В полутьме Оська разглядел сидевшего в переднем углу благообразного седого старца.
— Амар сайн!
— Мэндэ[28], добрый человек! Присаживайтесь. Не сердитесь на грубиянку мою. Э, она у меня… Э… — старик закашлялся.
— Она у вас очень смелая, стреляет, как хамниган, и со скотом одна управляется.
Лицо старца совсем сморщилось: он попытался улыбнуться.
— О, все хозяйство на ее руках… Да еще я со своей хворью.
Девушка молча поставила перед Оськой низенький столик. Принесла деревянную миску с кусками отваренного мяса.
Жирная баранина, осеннего забоя, была сочная, но без соли. «Давненько покинули людей, живут и соли не видят, — заключил Оська. — А почему бы не сходить до ближнего улуса? Два дня ходу. Боятся людей и не идут. А почему боятся? — спрашивал себя тунгус.
Потом хозяйка подала чай.
Оська никогда не пил такого душистого напитка, забеленного густым коровьим молоком.
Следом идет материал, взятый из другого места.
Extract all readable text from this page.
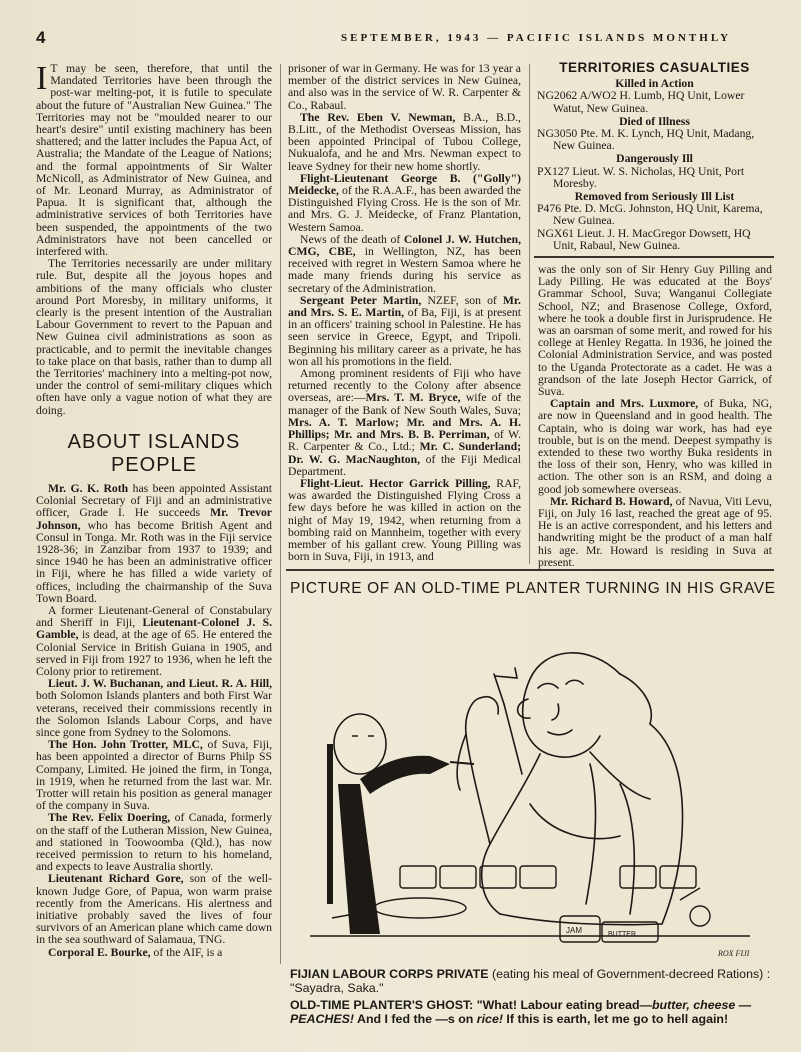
4	SEPTEMBER, 1943 — PACIFIC ISLANDS MONTHLY

I T may be seen, therefore, that until the Mandated Territories have been through the post-war melting-pot, it is futile to speculate about the future of "Australian New Guinea." The Territories may not be "moulded nearer to our heart's desire" until existing machinery has been shattered; and the latter includes the Papua Act, of Australia; the Mandate of the League of Nations; and the formal appointments of Sir Walter McNicoll, as Administrator of New Guinea, and of Mr. Leonard Murray, as Administrator of Papua. It is significant that, although the administrative services of both Territories have been suspended, the appointments of the two Administrators have not been cancelled or interfered with.

The Territories necessarily are under military rule. But, despite all the joyous hopes and ambitions of the many officials who cluster around Port Moresby, in military uniforms, it clearly is the present intention of the Australian Labour Government to revert to the Papuan and New Guinea civil administrations as soon as practicable, and to permit the inevitable changes to take place on that basis, rather than to dump all the Territories' machinery into a melting-pot now, under the control of semi-military cliques which often have only a vague notion of what they are doing.

ABOUT ISLANDS
PEOPLE

Mr. G. K. Roth has been appointed Assistant Colonial Secretary of Fiji and an administrative officer, Grade I. He succeeds Mr. Trevor Johnson, who has become British Agent and Consul in Tonga. Mr. Roth was in the Fiji service 1928-36; in Zanzibar from 1937 to 1939; and since 1940 he has been an administrative officer in Fiji, where he has filled a wide variety of offices, including the chairmanship of the Suva Town Board.

A former Lieutenant-General of Constabulary and Sheriff in Fiji, Lieutenant-Colonel J. S. Gamble, is dead, at the age of 65. He entered the Colonial Service in British Guiana in 1905, and served in Fiji from 1927 to 1936, when he left the Colony prior to retirement.

Lieut. J. W. Buchanan, and Lieut. R. A. Hill, both Solomon Islands planters and both First War veterans, received their commissions recently in the Solomon Islands Labour Corps, and have since gone from Sydney to the Solomons.

The Hon. John Trotter, MLC, of Suva, Fiji, has been appointed a director of Burns Philp SS Company, Limited. He joined the firm, in Tonga, in 1919, when he returned from the last war. Mr. Trotter will retain his position as general manager of the company in Suva.

The Rev. Felix Doering, of Canada, formerly on the staff of the Lutheran Mission, New Guinea, and stationed in Toowoomba (Qld.), has now received permission to return to his homeland, and expects to leave Australia shortly.

Lieutenant Richard Gore, son of the well-known Judge Gore, of Papua, won warm praise recently from the Americans. His alertness and initiative probably saved the lives of four survivors of an American plane which came down in the sea southward of Salamaua, TNG.

Corporal E. Bourke, of the AIF, is a

prisoner of war in Germany. He was for 13 year a member of the district services in New Guinea, and also was in the service of W. R. Carpenter & Co., Rabaul.

The Rev. Eben V. Newman, B.A., B.D., B.Litt., of the Methodist Overseas Mission, has been appointed Principal of Tubou College, Nukualofa, and he and Mrs. Newman expect to leave Sydney for their new home shortly.

Flight-Lieutenant George B. ("Golly") Meidecke, of the R.A.A.F., has been awarded the Distinguished Flying Cross. He is the son of Mr. and Mrs. G. J. Meidecke, of Franz Plantation, Western Samoa.

News of the death of Colonel J. W. Hutchen, CMG, CBE, in Wellington, NZ, has been received with regret in Western Samoa where he made many friends during his service as secretary of the Administration.

Sergeant Peter Martin, NZEF, son of Mr. and Mrs. S. E. Martin, of Ba, Fiji, is at present in an officers' training school in Palestine. He has seen service in Greece, Egypt, and Tripoli. Beginning his military career as a private, he has won all his promotions in the field.

Among prominent residents of Fiji who have returned recently to the Colony after absence overseas, are:—Mrs. T. M. Bryce, wife of the manager of the Bank of New South Wales, Suva; Mrs. A. T. Marlow; Mr. and Mrs. A. H. Phillips; Mr. and Mrs. B. B. Perriman, of W. R. Carpenter & Co., Ltd.; Mr. C. Sunderland; Dr. W. G. MacNaughton, of the Fiji Medical Department.

Flight-Lieut. Hector Garrick Pilling, RAF, was awarded the Distinguished Flying Cross a few days before he was killed in action on the night of May 19, 1942, when returning from a bombing raid on Mannheim, together with every member of his gallant crew. Young Pilling was born in Suva, Fiji, in 1913, and

TERRITORIES CASUALTIES
Killed in Action
NG2062 A/WO2 H. Lumb, HQ Unit, Lower Watut, New Guinea.
Died of Illness
NG3050 Pte. M. K. Lynch, HQ Unit, Madang, New Guinea.
Dangerously Ill
PX127 Lieut. W. S. Nicholas, HQ Unit, Port Moresby.
Removed from Seriously Ill List
P476 Pte. D. McG. Johnston, HQ Unit, Karema, New Guinea.
NGX61 Lieut. J. H. MacGregor Dowsett, HQ Unit, Rabaul, New Guinea.

was the only son of Sir Henry Guy Pilling and Lady Pilling. He was educated at the Boys' Grammar School, Suva; Wanganui Collegiate School, NZ; and Brasenose College, Oxford, where he took a double first in Jurisprudence. He was an oarsman of some merit, and rowed for his college at Henley Regatta. In 1936, he joined the Colonial Administration Service, and was posted to the Uganda Protectorate as a cadet. He was a grandson of the late Joseph Hector Garrick, of Suva.

Captain and Mrs. Luxmore, of Buka, NG, are now in Queensland and in good health. The Captain, who is doing war work, has had eye trouble, but is on the mend. Deepest sympathy is extended to these two worthy Buka residents in the loss of their son, Henry, who was killed in action. The other son is an RSM, and doing a good job somewhere overseas.

Mr. Richard B. Howard, of Navua, Viti Levu, Fiji, on July 16 last, reached the great age of 95. He is an active correspondent, and his letters and handwriting might be the product of a man half his age. Mr. Howard is residing in Suva at present.

PICTURE OF AN OLD-TIME PLANTER TURNING IN HIS GRAVE
JAM	BUTTER
ROX FIJI

FIJIAN LABOUR CORPS PRIVATE (eating his meal of Government-decreed Rations) : "Sayadra, Saka."

OLD-TIME PLANTER'S GHOST: "What! Labour eating bread—butter, cheese —PEACHES! And I fed the —s on rice! If this is earth, let me go to hell again!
От удовольствия Оська причмокнул и подал хозяйке пустую чашку.
— Каков наш чай? — спросил старик, заметив, с каким удовольствием опорожнил гость чашку.
— О-о! Наверно, этот чай везли издалека.
— Нет, он растет здесь.
— О-бой! Я бы никогда не подумал.
Насытившись, Оська рассказал старцу, куда и зачем идет. Попросил у него совета.
Старик задумался. А потом, глядя куда-то поверх головы гостя, заговорил словно сам с собой.
— Уж много лет живу в этих горах, целебные травы собираю. Знаю, какие травы целебны для человека, какие ядовиты. Охотничьих премудростей не ведаю. С лесом дружу, с лугами. Все мне там открыто, меня тайга не бережется, тайны свои не скрывает. Скажу тебе, сынок, что здесь рай для всякой живности. Никто здесь, от сотворения мира, не промышлял, потому и все живое расплодилось во множестве.
Долина эта тянется далеко вверх, верст на тридцать. Низины хороши скотоводу — луга и покосы. А травы-то какие! Наполовину лечебные. В пору цветения приди сюда — зарябит в глазах, любовью наполнится душа твоя…
У старца расширились глаза, в них засветились и тут же потухли огоньки. Посмотрев на Оську, продолжал:
— А кругом, до самой вершины речки, кедровник, сосняк и разнолесье. Орехи, ягоды… Белки тьма, есть хорь, горностай, хитрая лиса мышкует тут же подле речки. Есть огневки и даже встречал чернобурку. Горит, искрится вся на снегу! Их здесь целый выводок. Но нет соболя. А прижилися бы здесь… Пошто не принес в поняге парочку? — пошутил старик. — Рыба в речке, как в котле, кипит. А птицы всякой! — старик махнул рукой. — Охотнику здесь рай земной. Вот и название этим местам дали Баян-Ула — Богатые горы. А луговую низину и речку Духмяной прозвали. Здесь даже зимой пахнет травами.